DEAR ABBY: My brother was one of the New York City firefighters who were missing in the World Trade Center disaster. For two months my family agonized about his whereabouts and what happened to him. One night my mom told me about the "pennies from heaven" letters in your column, and I began wishing that Mom could find a penny with my brother's birth year on it -- or some other sign that he was at peace.
In late November, I got a phone call from my sister-in-law that my brother's body was found. When she was given his belongings, she was surprised to see his Saint Florian necklace, which we had never seen him wear. (He must have put it on only when going to a fire.) He had a couple of dollars in his pocket -- and one penny.
When I relayed this news to my mother, she jumped up and said, "That's my sign! He's at peace." I sometimes wonder if we are just looking for signs, but as time goes on and I speak to other families in our situation, nothing feels coincidental. -- SUZANNE AULETTA, HOWELL, N.J.
DEAR SUZANNE: Please accept my deepest sympathy for the tragic loss of your beloved brother.
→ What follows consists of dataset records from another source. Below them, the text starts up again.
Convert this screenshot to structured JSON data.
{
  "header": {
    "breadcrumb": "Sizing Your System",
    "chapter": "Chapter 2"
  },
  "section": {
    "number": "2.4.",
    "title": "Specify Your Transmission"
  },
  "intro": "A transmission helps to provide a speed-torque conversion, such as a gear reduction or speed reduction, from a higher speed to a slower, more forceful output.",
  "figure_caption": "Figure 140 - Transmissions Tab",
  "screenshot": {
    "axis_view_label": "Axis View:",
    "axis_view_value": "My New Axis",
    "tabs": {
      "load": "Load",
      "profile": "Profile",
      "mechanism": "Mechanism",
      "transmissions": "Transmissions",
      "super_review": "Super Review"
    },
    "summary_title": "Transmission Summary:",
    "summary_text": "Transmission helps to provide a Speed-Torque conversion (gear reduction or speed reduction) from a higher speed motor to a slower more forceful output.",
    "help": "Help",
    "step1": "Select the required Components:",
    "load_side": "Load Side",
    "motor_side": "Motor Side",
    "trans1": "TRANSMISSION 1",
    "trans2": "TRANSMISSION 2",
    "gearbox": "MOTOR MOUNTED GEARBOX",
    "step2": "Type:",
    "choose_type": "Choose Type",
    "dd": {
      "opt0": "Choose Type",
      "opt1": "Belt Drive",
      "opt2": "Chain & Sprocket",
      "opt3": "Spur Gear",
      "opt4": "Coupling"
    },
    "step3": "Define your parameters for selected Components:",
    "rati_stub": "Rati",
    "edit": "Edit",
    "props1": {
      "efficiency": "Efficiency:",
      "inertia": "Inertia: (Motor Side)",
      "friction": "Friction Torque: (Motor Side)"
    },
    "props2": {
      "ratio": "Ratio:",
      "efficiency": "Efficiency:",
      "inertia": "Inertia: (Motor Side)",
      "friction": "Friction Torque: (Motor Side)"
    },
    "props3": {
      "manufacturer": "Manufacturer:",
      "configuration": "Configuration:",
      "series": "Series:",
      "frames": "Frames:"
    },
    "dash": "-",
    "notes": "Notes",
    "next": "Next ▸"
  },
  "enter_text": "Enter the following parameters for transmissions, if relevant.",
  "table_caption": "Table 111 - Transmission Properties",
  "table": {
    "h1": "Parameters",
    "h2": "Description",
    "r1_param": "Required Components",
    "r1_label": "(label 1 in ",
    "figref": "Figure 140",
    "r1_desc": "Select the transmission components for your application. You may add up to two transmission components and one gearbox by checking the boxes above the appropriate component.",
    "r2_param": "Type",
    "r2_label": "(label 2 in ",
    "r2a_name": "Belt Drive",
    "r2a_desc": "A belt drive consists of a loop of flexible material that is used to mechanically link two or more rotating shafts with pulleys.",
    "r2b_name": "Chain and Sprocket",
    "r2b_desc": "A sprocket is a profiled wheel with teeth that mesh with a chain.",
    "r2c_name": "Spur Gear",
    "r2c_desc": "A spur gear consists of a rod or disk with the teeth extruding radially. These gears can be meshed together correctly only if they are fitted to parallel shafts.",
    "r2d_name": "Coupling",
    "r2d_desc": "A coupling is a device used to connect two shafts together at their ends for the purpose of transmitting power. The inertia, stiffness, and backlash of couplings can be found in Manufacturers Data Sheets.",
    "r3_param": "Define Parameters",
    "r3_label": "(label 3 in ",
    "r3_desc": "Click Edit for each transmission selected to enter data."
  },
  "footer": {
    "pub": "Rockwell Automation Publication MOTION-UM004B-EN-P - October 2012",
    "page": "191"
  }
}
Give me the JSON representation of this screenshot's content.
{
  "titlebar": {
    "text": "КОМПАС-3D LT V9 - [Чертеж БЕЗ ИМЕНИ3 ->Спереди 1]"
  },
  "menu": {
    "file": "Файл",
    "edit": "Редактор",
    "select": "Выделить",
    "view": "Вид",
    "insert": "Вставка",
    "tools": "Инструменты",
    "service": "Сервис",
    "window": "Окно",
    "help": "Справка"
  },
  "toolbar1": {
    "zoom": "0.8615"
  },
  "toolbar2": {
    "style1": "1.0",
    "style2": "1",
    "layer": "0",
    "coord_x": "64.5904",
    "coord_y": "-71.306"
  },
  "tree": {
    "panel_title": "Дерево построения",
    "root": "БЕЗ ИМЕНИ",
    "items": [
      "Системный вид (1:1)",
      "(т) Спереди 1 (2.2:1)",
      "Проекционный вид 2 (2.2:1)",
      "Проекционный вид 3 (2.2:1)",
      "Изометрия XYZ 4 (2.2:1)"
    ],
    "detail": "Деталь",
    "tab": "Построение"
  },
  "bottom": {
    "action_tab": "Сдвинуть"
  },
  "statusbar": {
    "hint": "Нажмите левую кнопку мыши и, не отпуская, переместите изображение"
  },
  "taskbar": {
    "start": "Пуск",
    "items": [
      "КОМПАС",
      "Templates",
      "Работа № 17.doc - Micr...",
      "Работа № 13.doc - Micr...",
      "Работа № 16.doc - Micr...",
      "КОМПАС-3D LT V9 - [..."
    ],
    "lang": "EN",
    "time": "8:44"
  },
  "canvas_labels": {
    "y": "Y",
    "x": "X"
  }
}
He was not only a hero, but also an innocent victim in a war we are committed to win. If the penny brings comfort to your mother, then it has more than served its purpose.
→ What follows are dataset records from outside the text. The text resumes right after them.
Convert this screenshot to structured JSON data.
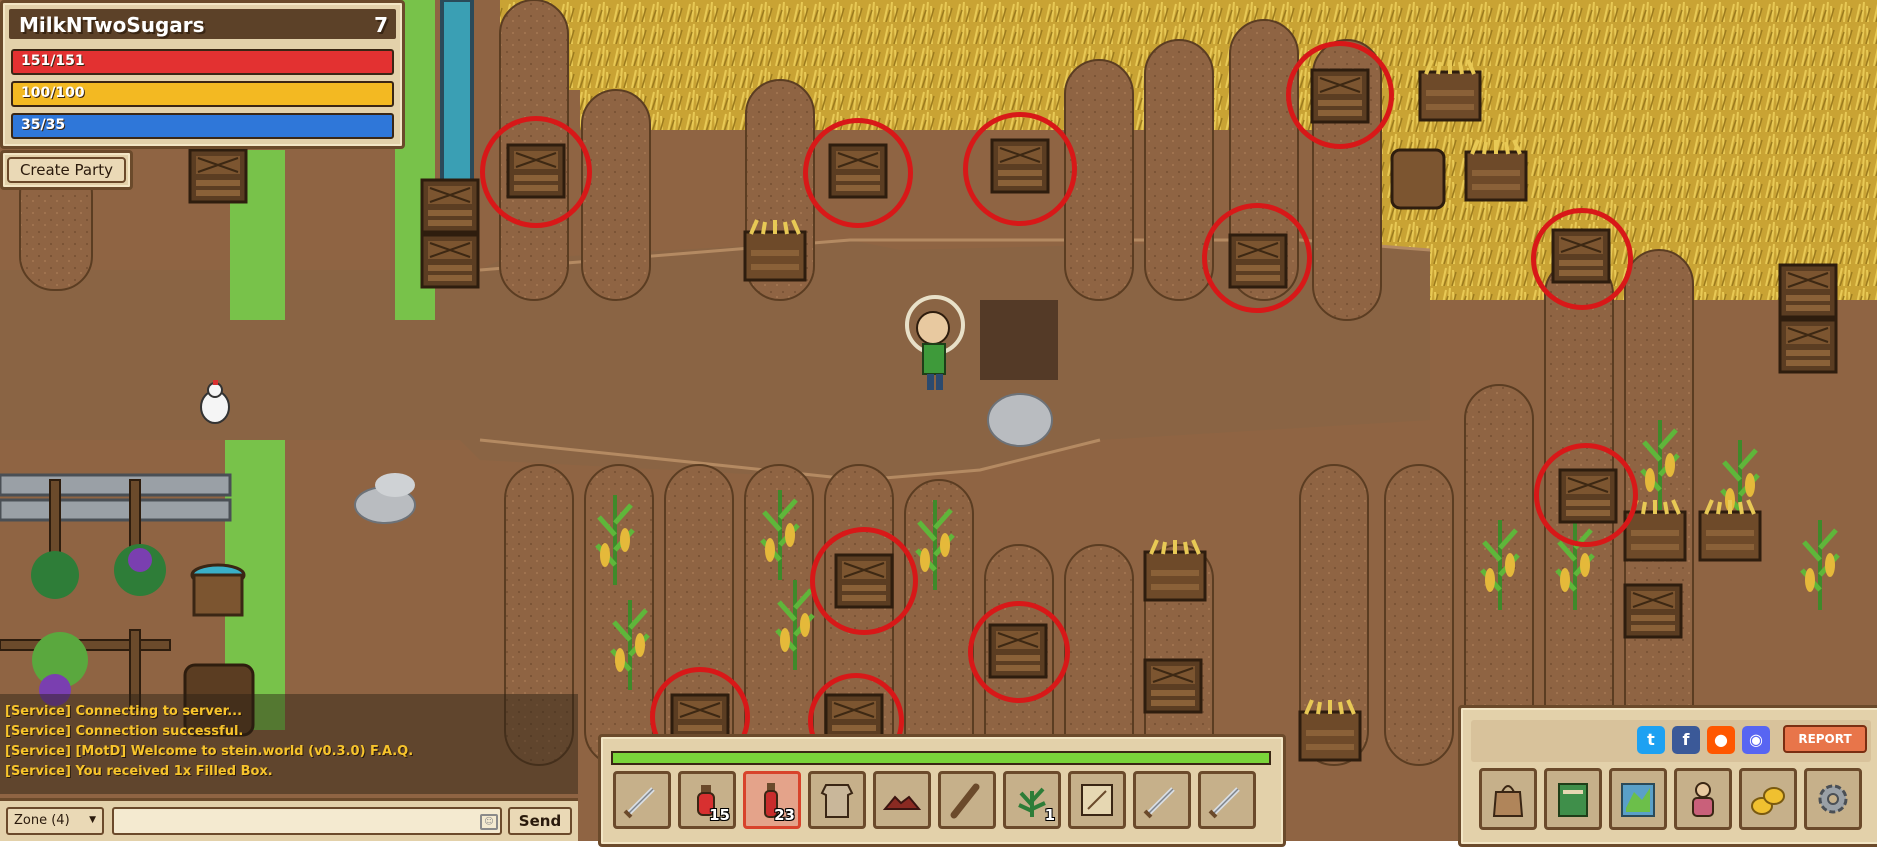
{
  "player": {
    "name": "MilkNTwoSugars",
    "level": "7",
    "hp": "151/151",
    "energy": "100/100",
    "mana": "35/35"
  },
  "party": {
    "create_label": "Create Party"
  },
  "chat": {
    "lines": [
      {
        "text": "[Service] Connecting to server..."
      },
      {
        "text": "[Service] Connection successful."
      },
      {
        "text": "[Service] [MotD] Welcome to stein.world (v0.3.0) F.A.Q."
      },
      {
        "text": "[Service] You received 1x Filled Box."
      }
    ],
    "zone": "Zone (4)",
    "send_label": "Send"
  },
  "hotbar": {
    "xp_fraction": 1.0,
    "slots": [
      {
        "icon": "sword-icon",
        "qty": ""
      },
      {
        "icon": "health-potion-icon",
        "qty": "15"
      },
      {
        "icon": "mana-potion-icon",
        "qty": "23",
        "selected": true
      },
      {
        "icon": "tunic-icon",
        "qty": ""
      },
      {
        "icon": "boots-icon",
        "qty": ""
      },
      {
        "icon": "club-icon",
        "qty": ""
      },
      {
        "icon": "herb-icon",
        "qty": "1"
      },
      {
        "icon": "map-scroll-icon",
        "qty": ""
      },
      {
        "icon": "sword-icon",
        "qty": ""
      },
      {
        "icon": "sword-icon",
        "qty": ""
      }
    ]
  },
  "menu": {
    "social": [
      "twitter-icon",
      "facebook-icon",
      "reddit-icon",
      "discord-icon"
    ],
    "report_label": "REPORT",
    "buttons": [
      "inventory-bag-icon",
      "quest-book-icon",
      "world-map-icon",
      "character-icon",
      "gold-coins-icon",
      "settings-gear-icon"
    ]
  },
  "colors": {
    "highlight_ring": "#d81818",
    "hp": "#e33131",
    "energy": "#f3b922",
    "mana": "#2f77d9",
    "xp": "#7ad43a"
  }
}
DEAR ABBY: I am 25 and am engaged to a man I have been with since I was 16. We have lived together for more than six years and have accumulated lots of furniture and household items. I'm beginning to think he is not the right man for me, but fear it will be difficult to leave him. His parents gave us most of our stuff, and I'm afraid if I leave him he will feel he has the right to keep everything they gave us.
I am also having an affair with a married man I work with. He says he loves me but won't leave his wife. In the meantime, I don't want to hurt my fiance, but don't know what to do. Should I tell him the truth about my relationship with the married man? What about the furniture? Does he get to keep it? -- CONFUSED IN BRITISH COLUMBIA
DEAR CONFUSED: Don't waste any more time obsessing about the furniture. Tell your fiance the truth -- and the furniture distribution problem will become a lesser priority.
DEAR ABBY: My son's baby monitor is picking up conversations from my neighbor's cordless phone. On more than one occasion, my husband and I have heard my friend "Mary's" husband, "Pete," talking suggestively to a woman late at night. It's obvious it's not Mary he is talking to.
Mary just told me they are selling their home and Pete has asked her for a divorce. He said he "just doesn't want to be married anymore." I feel tremendously guilty over this and am dying to tell Mary that Pete is not as innocent as he's making himself out to be. I want to expose him for who he really is.
Two problems: I don't want to cause Mary any more heartache, and the way we found out is sort of sleazy. I know their divorce is none of my business, but I feel that Mary should know the truth. Should I tell her what I know? -- HEARING "BABY" TALK IN THE BABY'S ROOM
DEAR HEARING "BABY" TALK: The marriage is over. Why protect the guilty? I see no reason to conceal the truth from your neighbor. Tell her that you've been hearing more than baby-talk over the baby monitor -- and that her husband has been having one heck of a party on the party line.